5) Apparatus of claim 1, said position determining means being a global positioning system receiver in radio communication with a plurality of satellites.
6) Apparatus of claim 1, said position determining means being a radio signal triangulation position determining system.
7) Apparatus of claim 1, said user input receiving means is a tactile input device.
8) Apparatus of claim 7, said input receiving means is a common ten-key keypad.
9) Apparatus of claim 8, said keypad has a correspondence with a compass whereby the ‘2’ key is associated with a North direction, ‘8’ key with South direction, ‘4’ with West direction, and ‘6’ with East direction.
10) Apparatus of claim 7, said user input receiving means is a joystick type user input device.
11) Apparatus of claim 1, the apparatus further comprising a plurality of information elements stored in the computer in a database, each information element comprising stored information relating to an object which may be addressed by the apparatus.
12) Apparatus of claim 11, each of said information elements further comprising a geometric descriptor being a definition of a geometric body which may be associated with an object which may be addressed by the apparatus.
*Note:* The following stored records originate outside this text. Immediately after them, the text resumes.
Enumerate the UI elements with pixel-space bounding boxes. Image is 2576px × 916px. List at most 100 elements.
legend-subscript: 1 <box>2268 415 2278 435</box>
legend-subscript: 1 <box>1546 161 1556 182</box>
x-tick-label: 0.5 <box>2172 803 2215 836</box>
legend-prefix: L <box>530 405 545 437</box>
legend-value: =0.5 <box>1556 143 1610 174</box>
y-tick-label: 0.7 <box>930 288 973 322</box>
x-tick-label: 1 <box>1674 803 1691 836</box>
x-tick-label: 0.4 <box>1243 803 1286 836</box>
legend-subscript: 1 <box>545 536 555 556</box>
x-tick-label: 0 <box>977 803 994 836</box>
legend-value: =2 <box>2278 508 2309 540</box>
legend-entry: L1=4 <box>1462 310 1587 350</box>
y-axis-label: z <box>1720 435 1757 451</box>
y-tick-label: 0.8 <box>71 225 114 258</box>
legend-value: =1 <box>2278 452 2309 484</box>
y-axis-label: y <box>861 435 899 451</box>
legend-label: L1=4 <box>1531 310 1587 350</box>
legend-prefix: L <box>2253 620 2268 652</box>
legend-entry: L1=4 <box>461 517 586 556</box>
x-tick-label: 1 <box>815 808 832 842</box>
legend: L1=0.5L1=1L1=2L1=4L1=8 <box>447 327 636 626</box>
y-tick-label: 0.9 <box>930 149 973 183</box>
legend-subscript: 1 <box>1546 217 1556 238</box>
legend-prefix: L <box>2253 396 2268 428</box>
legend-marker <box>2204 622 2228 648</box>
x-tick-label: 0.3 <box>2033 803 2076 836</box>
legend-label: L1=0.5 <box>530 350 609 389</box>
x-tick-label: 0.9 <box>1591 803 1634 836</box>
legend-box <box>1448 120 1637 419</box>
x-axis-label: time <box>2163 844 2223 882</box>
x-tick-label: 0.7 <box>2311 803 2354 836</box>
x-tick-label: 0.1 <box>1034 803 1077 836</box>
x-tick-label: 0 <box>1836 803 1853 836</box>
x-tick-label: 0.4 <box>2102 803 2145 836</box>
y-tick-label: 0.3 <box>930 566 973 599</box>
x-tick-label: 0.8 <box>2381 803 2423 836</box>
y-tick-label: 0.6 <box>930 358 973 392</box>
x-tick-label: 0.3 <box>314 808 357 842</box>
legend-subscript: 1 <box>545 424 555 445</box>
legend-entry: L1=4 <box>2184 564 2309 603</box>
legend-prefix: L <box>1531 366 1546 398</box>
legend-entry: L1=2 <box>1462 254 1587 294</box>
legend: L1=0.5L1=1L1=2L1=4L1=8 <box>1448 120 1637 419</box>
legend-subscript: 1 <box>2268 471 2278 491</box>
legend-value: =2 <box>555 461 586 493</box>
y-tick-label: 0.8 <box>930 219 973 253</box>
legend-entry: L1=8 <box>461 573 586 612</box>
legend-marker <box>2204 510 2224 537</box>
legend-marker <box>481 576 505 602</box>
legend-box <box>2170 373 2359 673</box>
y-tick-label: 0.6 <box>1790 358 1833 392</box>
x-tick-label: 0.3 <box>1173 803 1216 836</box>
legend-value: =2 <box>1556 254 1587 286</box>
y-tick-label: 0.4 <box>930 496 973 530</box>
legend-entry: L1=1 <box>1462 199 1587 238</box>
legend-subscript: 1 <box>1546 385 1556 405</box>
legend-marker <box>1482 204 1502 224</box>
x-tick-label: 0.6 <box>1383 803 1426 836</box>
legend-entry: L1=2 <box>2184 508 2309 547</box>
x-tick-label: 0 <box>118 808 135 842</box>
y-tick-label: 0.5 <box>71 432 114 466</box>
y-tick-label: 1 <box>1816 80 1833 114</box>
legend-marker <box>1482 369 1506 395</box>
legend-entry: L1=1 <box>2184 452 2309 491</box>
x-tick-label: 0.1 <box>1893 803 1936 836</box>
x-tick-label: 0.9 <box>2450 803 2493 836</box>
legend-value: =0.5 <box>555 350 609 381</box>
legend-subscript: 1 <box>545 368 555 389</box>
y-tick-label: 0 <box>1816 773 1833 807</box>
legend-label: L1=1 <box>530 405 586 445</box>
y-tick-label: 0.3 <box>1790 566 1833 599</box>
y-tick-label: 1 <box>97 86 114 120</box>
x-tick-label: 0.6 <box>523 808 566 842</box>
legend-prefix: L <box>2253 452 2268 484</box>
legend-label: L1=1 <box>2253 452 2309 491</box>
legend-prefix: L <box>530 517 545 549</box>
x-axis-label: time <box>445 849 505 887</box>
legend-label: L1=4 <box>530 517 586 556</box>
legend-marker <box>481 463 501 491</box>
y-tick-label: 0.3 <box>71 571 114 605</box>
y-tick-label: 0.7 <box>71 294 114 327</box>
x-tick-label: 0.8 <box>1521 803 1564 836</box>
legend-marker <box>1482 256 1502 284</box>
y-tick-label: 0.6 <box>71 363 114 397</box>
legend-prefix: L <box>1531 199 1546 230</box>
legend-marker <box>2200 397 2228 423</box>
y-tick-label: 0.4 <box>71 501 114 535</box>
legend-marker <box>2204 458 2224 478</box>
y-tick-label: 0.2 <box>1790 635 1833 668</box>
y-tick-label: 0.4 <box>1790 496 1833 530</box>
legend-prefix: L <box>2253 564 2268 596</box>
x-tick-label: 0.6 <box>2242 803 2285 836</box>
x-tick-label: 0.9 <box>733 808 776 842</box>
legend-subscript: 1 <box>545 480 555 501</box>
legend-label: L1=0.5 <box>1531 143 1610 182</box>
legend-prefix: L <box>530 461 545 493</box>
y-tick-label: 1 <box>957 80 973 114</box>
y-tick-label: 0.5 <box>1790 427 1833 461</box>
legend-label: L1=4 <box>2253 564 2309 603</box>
13) Apparatus of claim 11, said apparatus further comprising an address indicator, said address indicator being a definition of a geometric body being associated with said directional reference and point reference, whereby said address indicator may be caused to form an intersection with one or more geometric descriptors.
14) Apparatus of claim 13, said geometric body being a cone.
15) Apparatus of claim 13, said geometric body being a conic section.
16) Methods of presenting information relating to an object being addressed, the method comprising the steps: receiving a directional reference input; determining position; searching a database; and presenting information,
- said receiving a directional reference input being further defined as receiving an indication of a direction, said determining position further defined as measuring the position of a point reference, said searching a database further defined as comparing an address indicator against a geometric descriptor of an information element, and said presenting information further defined as reporting results of a search where correlation is found.
17) Methods of claim 16, said presenting information including information relating to an object being addressed in the addressing an object step.
18) Methods of claim 16, said geometric descriptor being associated with an object which is an object being addressed in the addressing an object step.
19) Methods of claim 16, said address indicator being associated with said reference pointing direction and said point reference.
20) Methods of claim 16, said determining position step includes principles used in global positioning systems.
21) Methods of claim 16, said determining position step includes principles used in radio signal triangulation systems.
22) Methods of claim 16, said presenting information step further including presenting information at a transducer operable for creating a physical disturbance which may be perceived by a human operator.
23) Methods of claim 22, said presenting information step further including presenting information on a display screen in image and graphical form.
24) Methods of claim 22, said presenting information step further including presenting information on an audio speaker.
25) Methods of claim 16, said searching a database step further comprising recalling information stored in information elements, each information element comprising stored information relating to an object which is the object being addressed.
26) Methods of claim 24, said information elements further comprising a geometric descriptor which is a definition of a geometric body and which is associated with an object that is an object being addressed.
27) Methods of claim 16 said address indicator being a geometric body which is associated with said directional reference pointing direction and said point reference.
28) Methods of claim 27, said geometric body being a cone.
29) Methods of claim 27, said geometric body being a conic section.